Изменить размер шрифта - +
Подошел Хасан и, вытирая со лба кровь, сказал:

— Все кончилось. Те, кто остался жив, бежали по южному склону.

— Собери людей, будем их преследовать! — приказал Касем.

— У тебя кровь течет изо рта и по подбородку, — обратился к нему Садек.

Он вытер ладонью рот, посмотрел на нее и увидел, что она окрасилась алым.

— Мы потеряли восемь человек. Многие тяжело ранены и неспособны передвигаться, — с сожалением сказал Хасан.

Сквозь каменный град он посмотрел вниз и увидел, как пособники надсмотрщиков убегают в пустыню.

— Если бы они поднялись до конца, то увидели, что здесь некому было им сопротивляться, — произнес Садек. Он вытер кровь с подбородка Касема и добавил: — Твой ум нас спас!

Касем оставил двоих охранять тропу, а других послал в погоню за бежавшими. Обессиленные, все трое — Касем, Садек и Хасан — тяжелой поступью двинулись в сторону площади, с которой уже убирали мертвых. Это была настоящая битва! Из обитателей горы погибли восемь, а их враги потеряли десять, не считая Лахиты. Среди живых не было ни одного, кто не получил бы ранения или увечья. Воины разошлись по хижинам. Женщины перевязывали им раны. В домах убитых раздавались плач и причитания. Прибежала запыхавшаяся Бадрия и проводила их в дом, чтобы промыть раны. Сакина принесла громко плачущую Ихсан. Солнце посылало палящие лучи. Коршуны и вороны кружили над полем битвы, то и дело бросаясь вниз. В воздухе пахло пылью и кровью. Ихсан не переставала плакать, но на нее никто не обращал внимания. Даже могучий Хасан, казалось, не стоял на ногах.

— Да помилует Бог наших павших! — прошептал Садек печально.

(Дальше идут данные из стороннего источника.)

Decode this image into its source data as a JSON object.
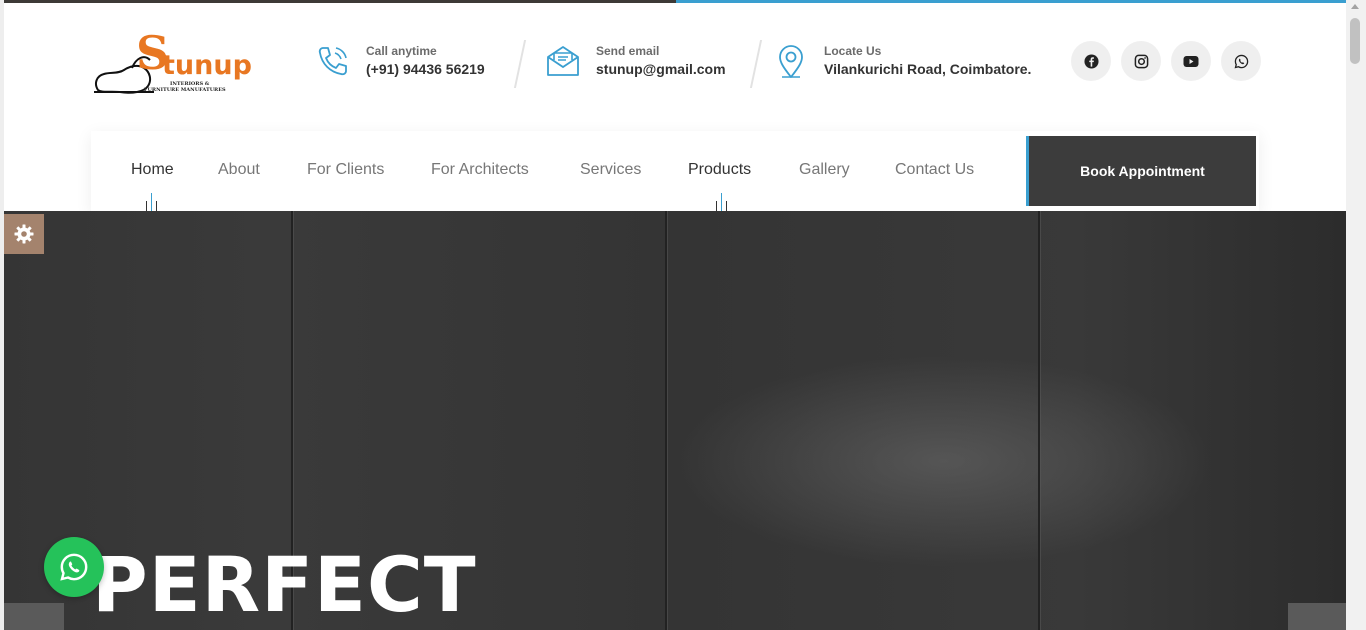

— Да пребудет милость Его как на мертвых, так и на живых! — добавил Касем.

— Наша победа уже близко. Подходит к концу век жестокости и страха на нашей улице! — издал радостный крик Хасан.

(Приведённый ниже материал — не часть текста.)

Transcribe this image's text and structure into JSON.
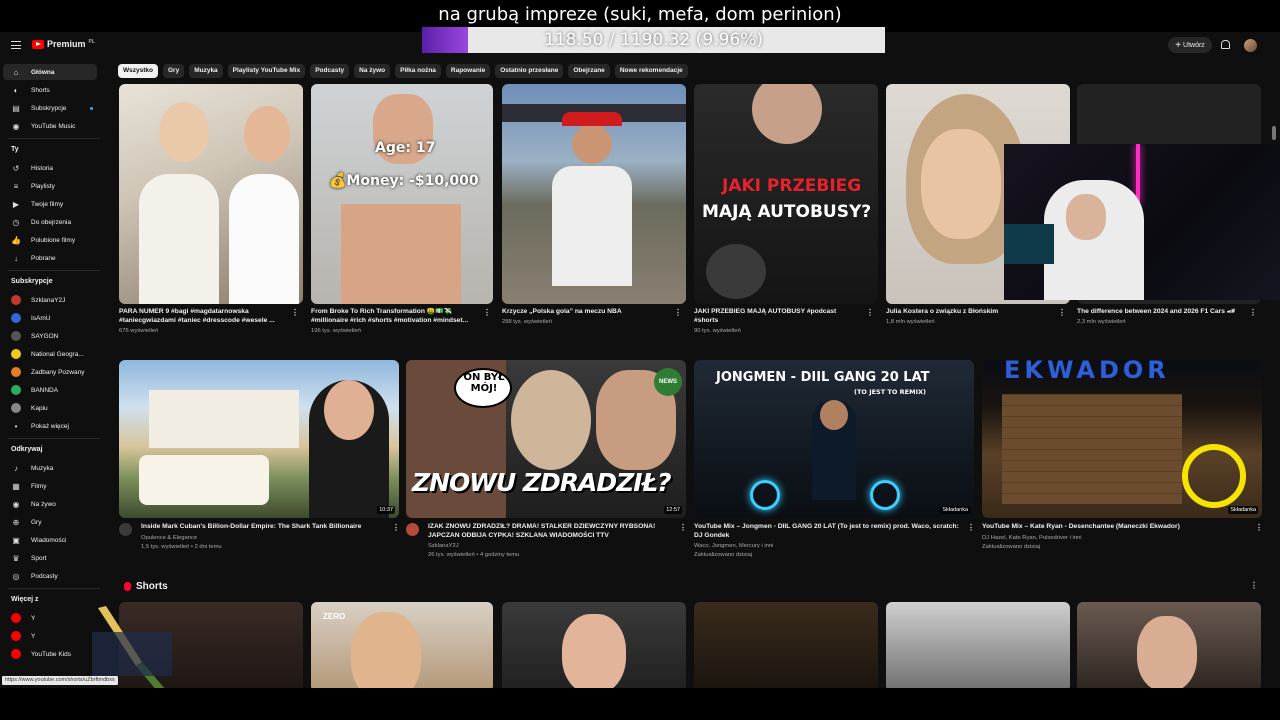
{
  "overlay": {
    "title": "na grubą impreze (suki, mefa, dom perinion)",
    "progress_text": "118.50 / 1190.32 (9.96%)",
    "progress_fraction": 0.0996
  },
  "header": {
    "logo_text": "Premium",
    "logo_sup": "PL",
    "create_label": "Utwórz"
  },
  "chips": [
    "Wszystko",
    "Gry",
    "Muzyka",
    "Playlisty YouTube Mix",
    "Podcasty",
    "Na żywo",
    "Piłka nożna",
    "Rapowanie",
    "Ostatnio przesłane",
    "Obejrzane",
    "Nowe rekomendacje"
  ],
  "sidebar": {
    "main": [
      {
        "label": "Główna",
        "icon": "home-icon"
      },
      {
        "label": "Shorts",
        "icon": "shorts-icon"
      },
      {
        "label": "Subskrypcje",
        "icon": "subscriptions-icon"
      },
      {
        "label": "YouTube Music",
        "icon": "music-icon"
      }
    ],
    "you_header": "Ty",
    "you": [
      {
        "label": "Historia",
        "icon": "history-icon"
      },
      {
        "label": "Playlisty",
        "icon": "playlist-icon"
      },
      {
        "label": "Twoje filmy",
        "icon": "video-icon"
      },
      {
        "label": "Do obejrzenia",
        "icon": "clock-icon"
      },
      {
        "label": "Polubione filmy",
        "icon": "like-icon"
      },
      {
        "label": "Pobrane",
        "icon": "download-icon"
      }
    ],
    "subs_header": "Subskrypcje",
    "subs": [
      {
        "label": "SzklanaY2J",
        "color": "#c0392b"
      },
      {
        "label": "IsAmU",
        "color": "#2f6ad8"
      },
      {
        "label": "SAYGON",
        "color": "#555"
      },
      {
        "label": "National Geogra...",
        "color": "#f5c518"
      },
      {
        "label": "Zadbany Pozwany",
        "color": "#e67e22"
      },
      {
        "label": "BANNDA",
        "color": "#27ae60"
      },
      {
        "label": "Kapiu",
        "color": "#888"
      }
    ],
    "show_more": "Pokaż więcej",
    "explore_header": "Odkrywaj",
    "explore": [
      {
        "label": "Muzyka",
        "icon": "music-note-icon"
      },
      {
        "label": "Filmy",
        "icon": "film-icon"
      },
      {
        "label": "Na żywo",
        "icon": "live-icon"
      },
      {
        "label": "Gry",
        "icon": "gamepad-icon"
      },
      {
        "label": "Wiadomości",
        "icon": "news-icon"
      },
      {
        "label": "Sport",
        "icon": "trophy-icon"
      },
      {
        "label": "Podcasty",
        "icon": "podcast-icon"
      }
    ],
    "more_header": "Więcej z",
    "more": [
      {
        "label": "Y",
        "color": "#ff0000"
      },
      {
        "label": "Y",
        "color": "#ff0000"
      },
      {
        "label": "YouTube Kids",
        "color": "#ff0000"
      }
    ]
  },
  "row1": [
    {
      "title": "PARA NUMER 9 #bagi #magdatarnowska #taniecgwiazdami #taniec #dresscode #wesele ...",
      "meta": "676 wyświetleń"
    },
    {
      "title": "From Broke To Rich Transformation 🤑💵💸 #millionaire #rich #shorts #motivation #mindset...",
      "meta": "196 tys. wyświetleń",
      "overlay1": "Age: 17",
      "overlay2": "💰Money: -$10,000"
    },
    {
      "title": "Krzycze „Polska gola” na meczu NBA",
      "meta": "288 tys. wyświetleń"
    },
    {
      "title": "JAKI PRZEBIEG MAJĄ AUTOBUSY #podcast #shorts",
      "meta": "90 tys. wyświetleń",
      "overlay1": "JAKI PRZEBIEG",
      "overlay2": "MAJĄ AUTOBUSY?"
    },
    {
      "title": "Julia Kostera o związku z Błońskim",
      "meta": "1,8 mln wyświetleń"
    },
    {
      "title": "The difference between 2024 and 2026 F1 Cars 🏎",
      "meta": "2,3 mln wyświetleń"
    }
  ],
  "row2": [
    {
      "title": "Inside Mark Cuban's Billion-Dollar Empire: The Shark Tank Billionaire",
      "channel": "Opulence & Elegance",
      "meta": "1,5 tys. wyświetleń • 2 dni temu",
      "duration": "10:37"
    },
    {
      "title": "IZAK ZNOWU ZDRADZIŁ? DRAMA! STALKER DZIEWCZYNY RYBSONA! JAPCZAN ODBIJA CYPKA! SZKLANA WIADOMOŚCI TTV",
      "channel": "SzklanaY2J",
      "meta": "26 tys. wyświetleń • 4 godziny temu",
      "duration": "12:57",
      "overlay1": "ON BYŁ MÓJ!",
      "overlay2": "ZNOWU ZDRADZIŁ?",
      "badge": "NEWS"
    },
    {
      "title": "YouTube Mix – Jongmen - DIIL GANG 20 LAT (To jest to remix) prod. Waco, scratch: DJ Gondek",
      "channel": "Waco, Jongmen, Mercury i inni",
      "meta": "Zaktualizowano dzisiaj",
      "duration": "Składanka",
      "overlay1": "JONGMEN - DIIL GANG 20 LAT",
      "overlay2": "(TO JEST TO REMIX)"
    },
    {
      "title": "YouTube Mix – Kate Ryan - Desenchantee (Maneczki Ekwador)",
      "channel": "DJ Hazel, Kate Ryan, Pulsedriver i inni",
      "meta": "Zaktualizowano dzisiaj",
      "duration": "Składanka",
      "overlay1": "EKWADOR"
    }
  ],
  "shorts_label": "Shorts",
  "url_tooltip": "https://www.youtube.com/shorts/uZbrftmdbxs"
}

— Да сгинет он в небытие! — повторил за ним Касем.

 

89

 

Квартал еще не знал подобной катастрофы. Мужчины возвращались молча, пряча глаза, растерянные и мрачные. Их взгляды были устремлены только вниз. Новость об их поражении долетела до улицы раньше их. В домах женщины выли и били себя по щекам. Новость распространилась повсюду, и улицу аль-Габаляуи поминали не иначе как со злорадством. Выяснилось, что весь квартал бродяг покинул улицу, боясь мести. Их дома и лавки опустели. Никто не сомневался в том, что они примкнут к победителям, а значит, число их возрастет. Скорбь и печаль царили на улице, она дышала ненавистью и желанием отомстить. Люди из квартала Габаль задавались вопросом: кто же теперь будет главным надсмотрщиком? Этот же вопрос вертелся на языках и у жителей квартала Рифаа. Взаимная неприязнь проникала во все углы, как песок во время бури. Управляющий Рефаат, которого раздирали страхи, пригласил Хагага и Гулту к себе. Они явились в сопровождении самых крепких своих людей, заполнивших зал дома управляющего. Пришедшие выстроились друг напротив друга, не желая смешиваться. Поняв, в чем дело, управляющий испугался еще больше:

— Вы знаете, что нас постигло ужасное несчастье. Но мы живы, нас нельзя уничтожить. Мы все еще в силах взять реванш, но только если будем едины. Иначе погибнем.

— Мы нанесем решающий удар. Как бы трудно ни было, нам это по плечу, — заявил мужчина из рода Габаль.

— Если бы они не скрывались на горе, мы бы уничтожили их всех до последнего, — сказал Хагаг.

— Лахита добрался до них, преодолев тяжелейший подъем, который под силу только верблюду, — сказал третий.

— Отвечайте, едины ли вы?! — терял терпение управляющий.

— По Божьей воле мы братья, и такими останемся, — отозвался Гулта.